"Sure. Pseudospace. But that isn't where we are. There're some special-built Navy tubs that can operate in that stuff if they don't stay too long. A ship like the Queen ... well, you and I and everything else in here would be frozen solid by now if we'd got sucked somehow into Space Three."
"I see," Kerim said uncomfortably. Gefty heard her move over to the suitcases. After a moment, she asked, "What do the vault keys look like?"
"You can't miss them if he's just thrown them in there. They're over six inches long. What kind of a guy is this Maulbow? A scientist?"

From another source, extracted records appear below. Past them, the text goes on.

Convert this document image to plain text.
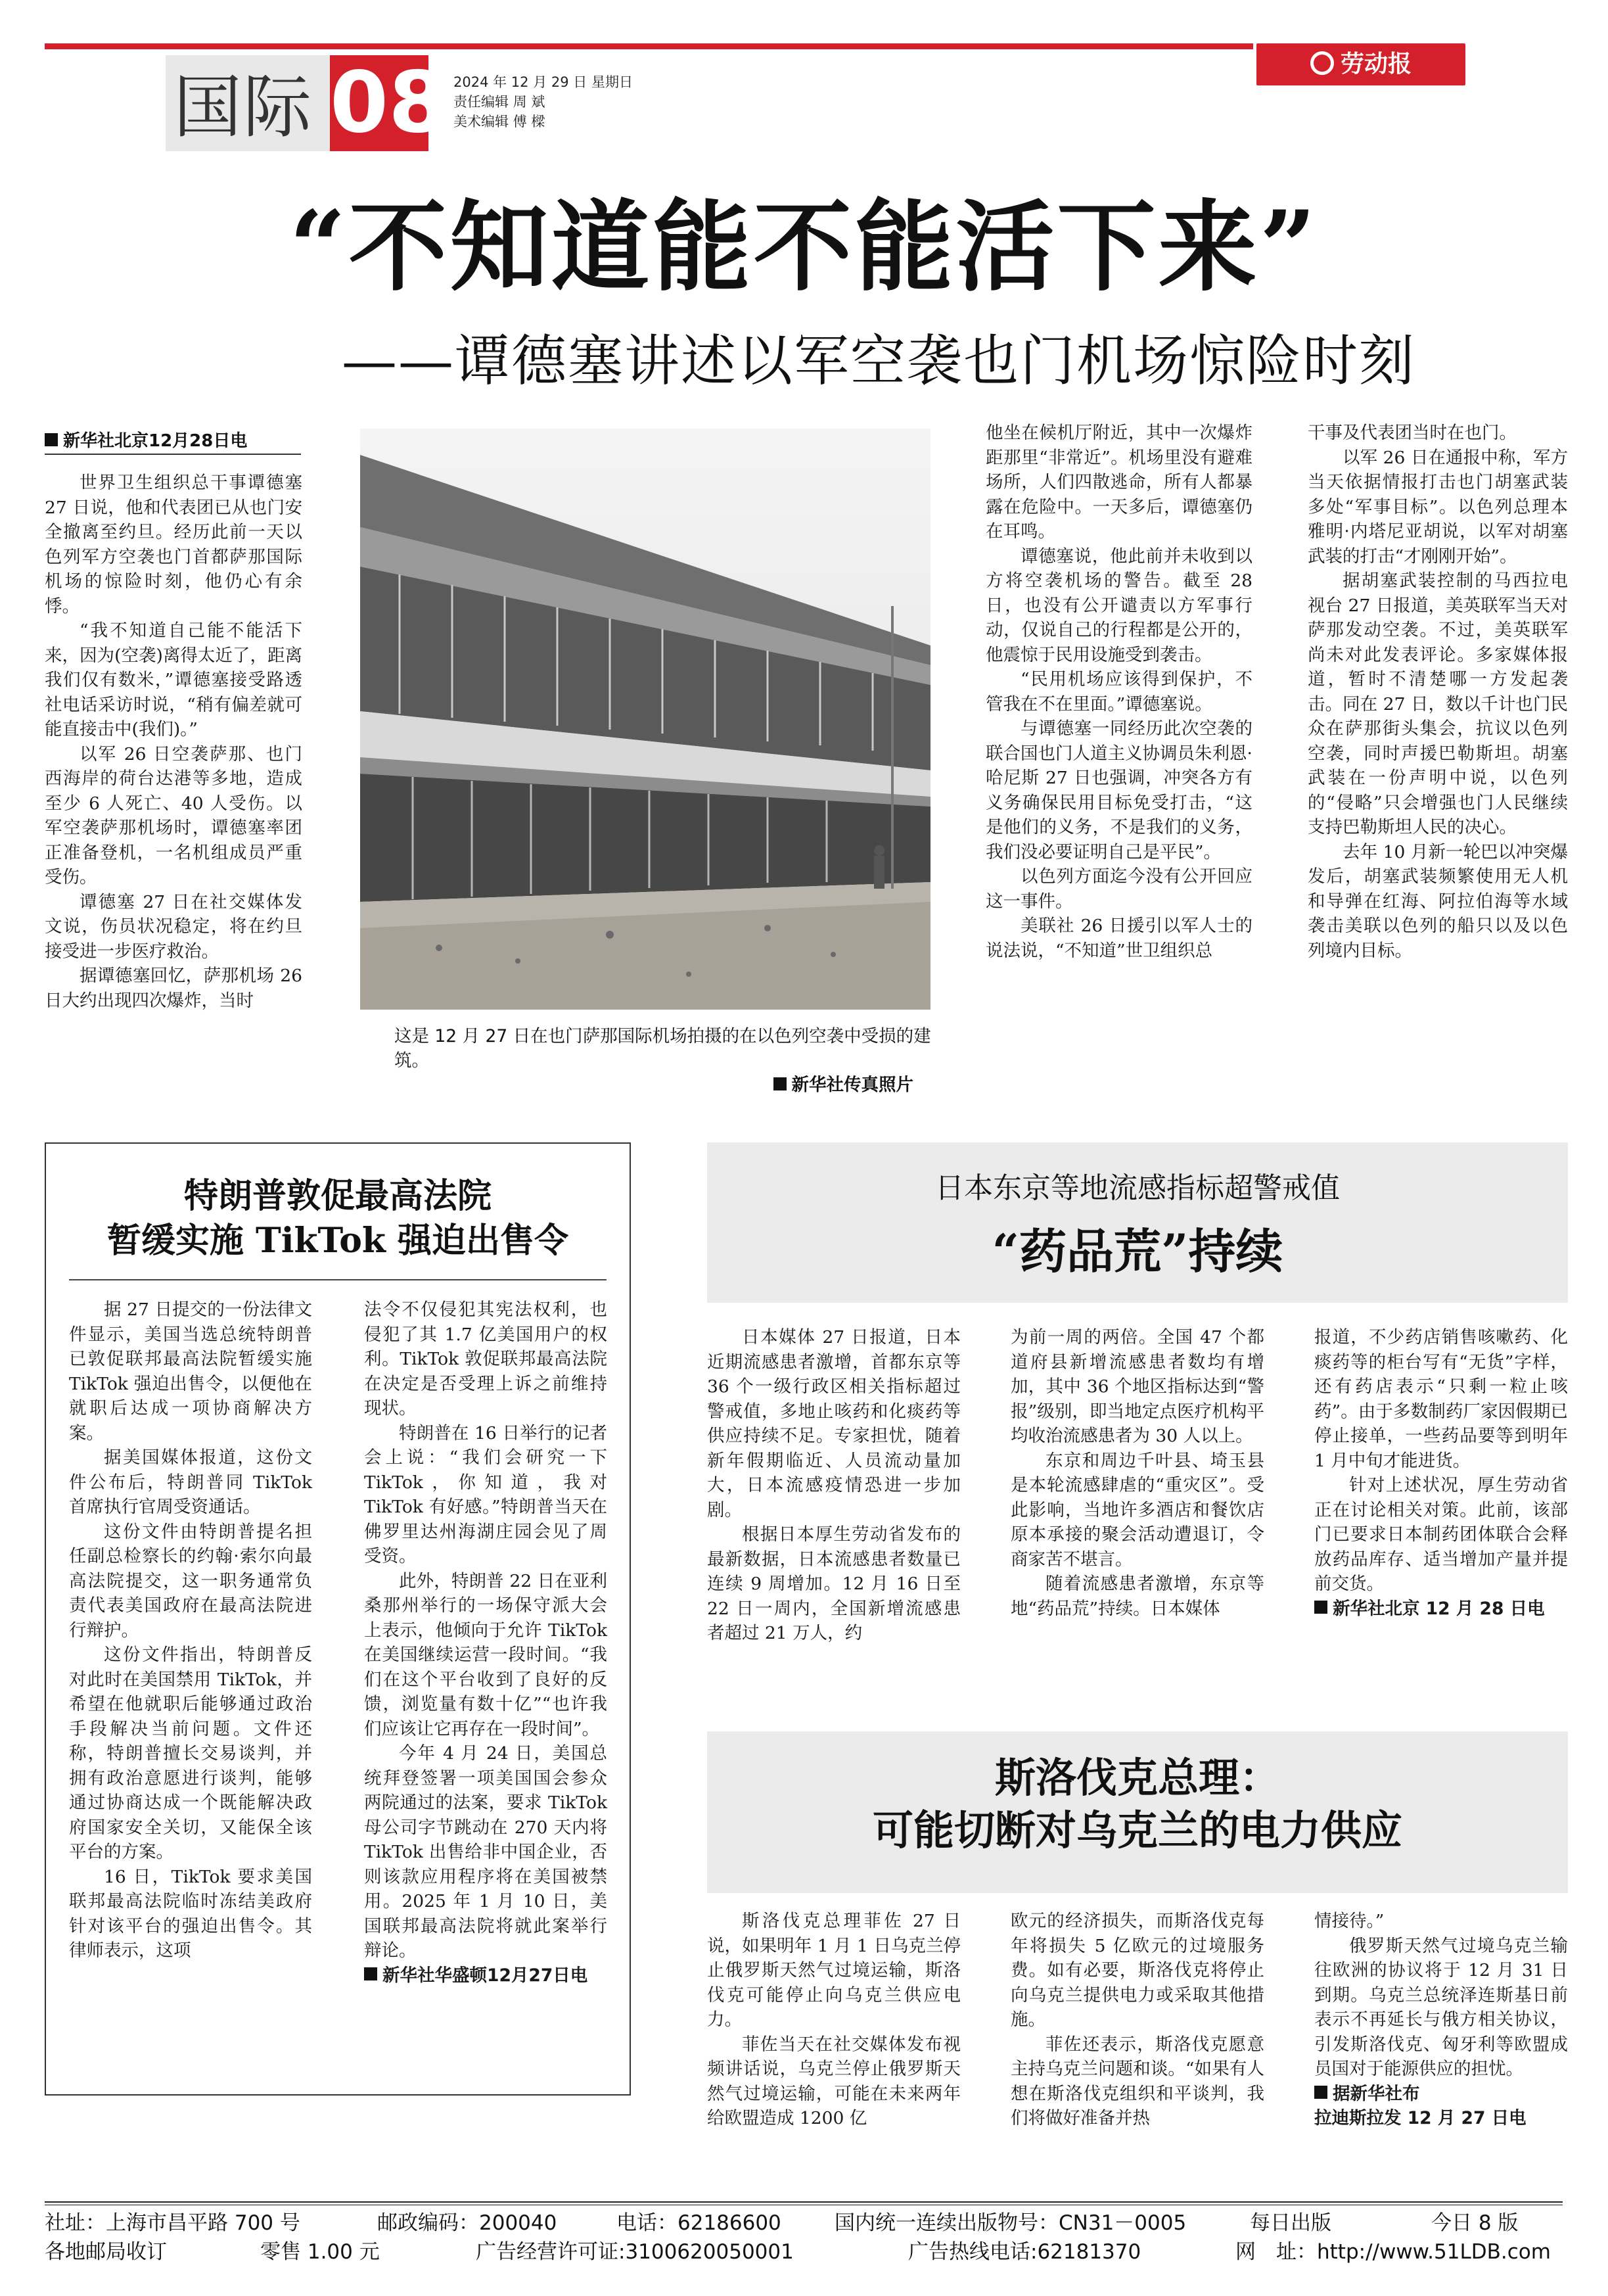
国际 08 2024 年 12 月 29 日 星期日
责任编辑 周 斌
美术编辑 傅 樑
劳动报
“不知道能不能活下来”
——谭德塞讲述以军空袭也门机场惊险时刻
新华社北京12月28日电

世界卫生组织总干事谭德塞 27 日说，他和代表团已从也门安全撤离至约旦。经历此前一天以色列军方空袭也门首都萨那国际机场的惊险时刻，他仍心有余悸。

“我不知道自己能不能活下来，因为(空袭)离得太近了，距离我们仅有数米，”谭德塞接受路透社电话采访时说，“稍有偏差就可能直接击中(我们)。”

以军 26 日空袭萨那、也门西海岸的荷台达港等多地，造成至少 6 人死亡、40 人受伤。以军空袭萨那机场时，谭德塞率团正准备登机，一名机组成员严重受伤。

谭德塞 27 日在社交媒体发文说，伤员状况稳定，将在约旦接受进一步医疗救治。

据谭德塞回忆，萨那机场 26 日大约出现四次爆炸，当时

这是 12 月 27 日在也门萨那国际机场拍摄的在以色列空袭中受损的建筑。

新华社传真照片

他坐在候机厅附近，其中一次爆炸距那里“非常近”。机场里没有避难场所，人们四散逃命，所有人都暴露在危险中。一天多后，谭德塞仍在耳鸣。

谭德塞说，他此前并未收到以方将空袭机场的警告。截至 28 日，也没有公开谴责以方军事行动，仅说自己的行程都是公开的，他震惊于民用设施受到袭击。

“民用机场应该得到保护，不管我在不在里面。”谭德塞说。

与谭德塞一同经历此次空袭的联合国也门人道主义协调员朱利恩·哈尼斯 27 日也强调，冲突各方有义务确保民用目标免受打击，“这是他们的义务，不是我们的义务，我们没必要证明自己是平民”。

以色列方面迄今没有公开回应这一事件。

美联社 26 日援引以军人士的说法说，“不知道”世卫组织总

干事及代表团当时在也门。

以军 26 日在通报中称，军方当天依据情报打击也门胡塞武装多处“军事目标”。以色列总理本雅明·内塔尼亚胡说，以军对胡塞武装的打击“才刚刚开始”。

据胡塞武装控制的马西拉电视台 27 日报道，美英联军当天对萨那发动空袭。不过，美英联军尚未对此发表评论。多家媒体报道，暂时不清楚哪一方发起袭击。同在 27 日，数以千计也门民众在萨那街头集会，抗议以色列空袭，同时声援巴勒斯坦。胡塞武装在一份声明中说，以色列的“侵略”只会增强也门人民继续支持巴勒斯坦人民的决心。

去年 10 月新一轮巴以冲突爆发后，胡塞武装频繁使用无人机和导弹在红海、阿拉伯海等水域袭击美联以色列的船只以及以色列境内目标。

特朗普敦促最高法院
暂缓实施 TikTok 强迫出售令

据 27 日提交的一份法律文件显示，美国当选总统特朗普已敦促联邦最高法院暂缓实施 TikTok 强迫出售令，以便他在就职后达成一项协商解决方案。

据美国媒体报道，这份文件公布后，特朗普同 TikTok 首席执行官周受资通话。

这份文件由特朗普提名担任副总检察长的约翰·索尔向最高法院提交，这一职务通常负责代表美国政府在最高法院进行辩护。

这份文件指出，特朗普反对此时在美国禁用 TikTok，并希望在他就职后能够通过政治手段解决当前问题。文件还称，特朗普擅长交易谈判，并拥有政治意愿进行谈判，能够通过协商达成一个既能解决政府国家安全关切，又能保全该平台的方案。

16 日，TikTok 要求美国联邦最高法院临时冻结美政府针对该平台的强迫出售令。其律师表示，这项

法令不仅侵犯其宪法权利，也侵犯了其 1.7 亿美国用户的权利。TikTok 敦促联邦最高法院在决定是否受理上诉之前维持现状。

特朗普在 16 日举行的记者会上说：“我们会研究一下 TikTok，你知道，我对 TikTok 有好感。”特朗普当天在佛罗里达州海湖庄园会见了周受资。

此外，特朗普 22 日在亚利桑那州举行的一场保守派大会上表示，他倾向于允许 TikTok 在美国继续运营一段时间。“我们在这个平台收到了良好的反馈，浏览量有数十亿”“也许我们应该让它再存在一段时间”。

今年 4 月 24 日，美国总统拜登签署一项美国国会参众两院通过的法案，要求 TikTok 母公司字节跳动在 270 天内将 TikTok 出售给非中国企业，否则该款应用程序将在美国被禁用。2025 年 1 月 10 日，美国联邦最高法院将就此案举行辩论。

新华社华盛顿12月27日电

日本东京等地流感指标超警戒值
“药品荒”持续

日本媒体 27 日报道，日本近期流感患者激增，首都东京等 36 个一级行政区相关指标超过警戒值，多地止咳药和化痰药等供应持续不足。专家担忧，随着新年假期临近、人员流动量加大，日本流感疫情恐进一步加剧。

根据日本厚生劳动省发布的最新数据，日本流感患者数量已连续 9 周增加。12 月 16 日至 22 日一周内，全国新增流感患者超过 21 万人，约

为前一周的两倍。全国 47 个都道府县新增流感患者数均有增加，其中 36 个地区指标达到“警报”级别，即当地定点医疗机构平均收治流感患者为 30 人以上。

东京和周边千叶县、埼玉县是本轮流感肆虐的“重灾区”。受此影响，当地许多酒店和餐饮店原本承接的聚会活动遭退订，令商家苦不堪言。

随着流感患者激增，东京等地“药品荒”持续。日本媒体

报道，不少药店销售咳嗽药、化痰药等的柜台写有“无货”字样，还有药店表示“只剩一粒止咳药”。由于多数制药厂家因假期已停止接单，一些药品要等到明年 1 月中旬才能进货。

针对上述状况，厚生劳动省正在讨论相关对策。此前，该部门已要求日本制药团体联合会释放药品库存、适当增加产量并提前交货。

新华社北京 12 月 28 日电

斯洛伐克总理：
可能切断对乌克兰的电力供应

斯洛伐克总理菲佐 27 日说，如果明年 1 月 1 日乌克兰停止俄罗斯天然气过境运输，斯洛伐克可能停止向乌克兰供应电力。

菲佐当天在社交媒体发布视频讲话说，乌克兰停止俄罗斯天然气过境运输，可能在未来两年给欧盟造成 1200 亿

欧元的经济损失，而斯洛伐克每年将损失 5 亿欧元的过境服务费。如有必要，斯洛伐克将停止向乌克兰提供电力或采取其他措施。

菲佐还表示，斯洛伐克愿意主持乌克兰问题和谈。“如果有人想在斯洛伐克组织和平谈判，我们将做好准备并热

情接待。”

俄罗斯天然气过境乌克兰输往欧洲的协议将于 12 月 31 日到期。乌克兰总统泽连斯基日前表示不再延长与俄方相关协议，引发斯洛伐克、匈牙利等欧盟成员国对于能源供应的担忧。

据新华社布
拉迪斯拉发 12 月 27 日电

社址：上海市昌平路 700 号	邮政编码：200040	电话：62186600	国内统一连续出版物号：CN31－0005	每日出版	今日 8 版
各地邮局收订	零售 1.00 元	广告经营许可证:3100620050001	广告热线电话:62181370	网　址：http://www.51LDB.com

"I couldn't say, Gefty. He's never referred to himself as a scientist. I've had this job a year and a half. Mr. Maulbow is a very considerate employer ... one of the nicest men I've known, really. But it was simply understood that I should ask no questions about the business beyond what I actually needed to know for my work."

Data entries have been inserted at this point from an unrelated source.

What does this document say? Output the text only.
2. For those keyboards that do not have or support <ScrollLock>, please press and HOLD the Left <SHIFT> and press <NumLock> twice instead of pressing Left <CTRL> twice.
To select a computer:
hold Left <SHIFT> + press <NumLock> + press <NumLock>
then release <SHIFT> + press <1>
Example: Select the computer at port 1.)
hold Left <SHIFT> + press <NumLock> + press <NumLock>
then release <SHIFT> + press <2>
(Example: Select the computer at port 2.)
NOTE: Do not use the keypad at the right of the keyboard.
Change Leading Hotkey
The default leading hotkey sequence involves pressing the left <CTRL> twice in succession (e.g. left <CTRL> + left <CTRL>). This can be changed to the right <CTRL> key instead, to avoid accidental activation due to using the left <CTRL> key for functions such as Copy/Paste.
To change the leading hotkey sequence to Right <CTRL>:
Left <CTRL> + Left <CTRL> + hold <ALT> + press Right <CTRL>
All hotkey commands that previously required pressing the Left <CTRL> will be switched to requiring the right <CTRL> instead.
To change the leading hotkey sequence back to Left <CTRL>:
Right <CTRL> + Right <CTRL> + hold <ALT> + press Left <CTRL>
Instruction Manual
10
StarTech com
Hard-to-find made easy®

"What's the business called?"
"Maulbow Engineering."
"Big help," Gefty observed, somewhat sourly. "Those instruments he brought along ... he build those himself?"
"No, but I think he designed some of them—probably most of them. The companies he had doing the actual work appeared to have a terrible time getting everything exactly the way Mr. Maulbow wanted it—There's nothing that looks like a set of keys in those first two suitcases, Gefty."

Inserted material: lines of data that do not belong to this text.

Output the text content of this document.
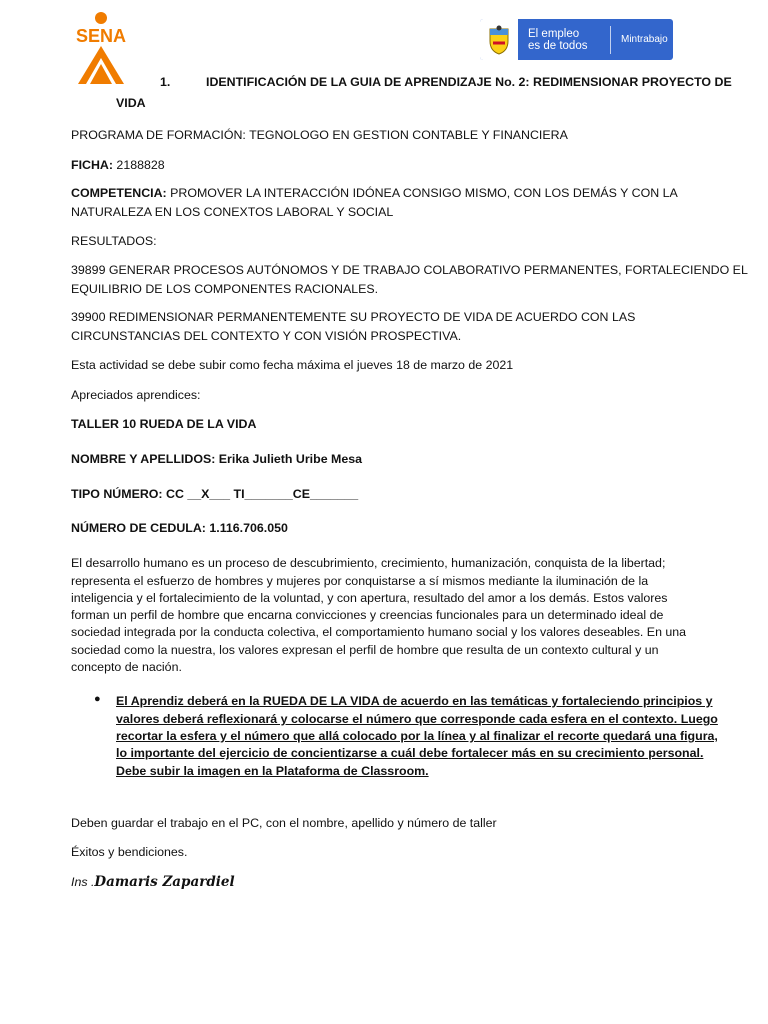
SENA	El empleo
es de todos	Mintrabajo
1.	IDENTIFICACIÓN DE LA GUIA DE APRENDIZAJE No. 2: REDIMENSIONAR PROYECTO DE
VIDA
PROGRAMA DE FORMACIÓN: TEGNOLOGO EN GESTION CONTABLE Y FINANCIERA
FICHA: 2188828
COMPETENCIA: PROMOVER LA INTERACCIÓN IDÓNEA CONSIGO MISMO, CON LOS DEMÁS Y CON LA
NATURALEZA EN LOS CONEXTOS LABORAL Y SOCIAL
RESULTADOS:
39899 GENERAR PROCESOS AUTÓNOMOS Y DE TRABAJO COLABORATIVO PERMANENTES, FORTALECIENDO EL
EQUILIBRIO DE LOS COMPONENTES RACIONALES.
39900 REDIMENSIONAR PERMANENTEMENTE SU PROYECTO DE VIDA DE ACUERDO CON LAS
CIRCUNSTANCIAS DEL CONTEXTO Y CON VISIÓN PROSPECTIVA.
Esta actividad se debe subir como fecha máxima el jueves 18 de marzo de 2021
Apreciados aprendices:
TALLER 10 RUEDA DE LA VIDA
NOMBRE Y APELLIDOS: Erika Julieth Uribe Mesa
TIPO NÚMERO: CC __X___ TI_______CE_______
NÚMERO DE CEDULA: 1.116.706.050
El desarrollo humano es un proceso de descubrimiento, crecimiento, humanización, conquista de la libertad;
representa el esfuerzo de hombres y mujeres por conquistarse a sí mismos mediante la iluminación de la
inteligencia y el fortalecimiento de la voluntad, y con apertura, resultado del amor a los demás. Estos valores
forman un perfil de hombre que encarna convicciones y creencias funcionales para un determinado ideal de
sociedad integrada por la conducta colectiva, el comportamiento humano social y los valores deseables. En una
sociedad como la nuestra, los valores expresan el perfil de hombre que resulta de un contexto cultural y un
concepto de nación.
● El Aprendiz deberá en la RUEDA DE LA VIDA de acuerdo en las temáticas y fortaleciendo principios y
valores deberá reflexionará y colocarse el número que corresponde cada esfera en el contexto. Luego
recortar la esfera y el número que allá colocado por la línea y al finalizar el recorte quedará una figura,
lo importante del ejercicio de concientizarse a cuál debe fortalecer más en su crecimiento personal.
Debe subir la imagen en la Plataforma de Classroom.
Deben guardar el trabajo en el PC, con el nombre, apellido y número de taller
Éxitos y bendiciones.
Ins .Damaris Zapardiel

"Well," Gefty said, "if you don't find them in the others, you might start thumping around to see if he's got secret compartments in his luggage somewhere."
"I do wish," Kerim Ruse said uneasily, "that Mr. Maulbow would regain consciousness. It seems so ... so underhanded to be doing these things behind his back!"
Gefty grunted noncommittally. He wasn't at all certain by now that he wanted his secretive client to wake up before he'd checked on the contents of the Queen's storage vault.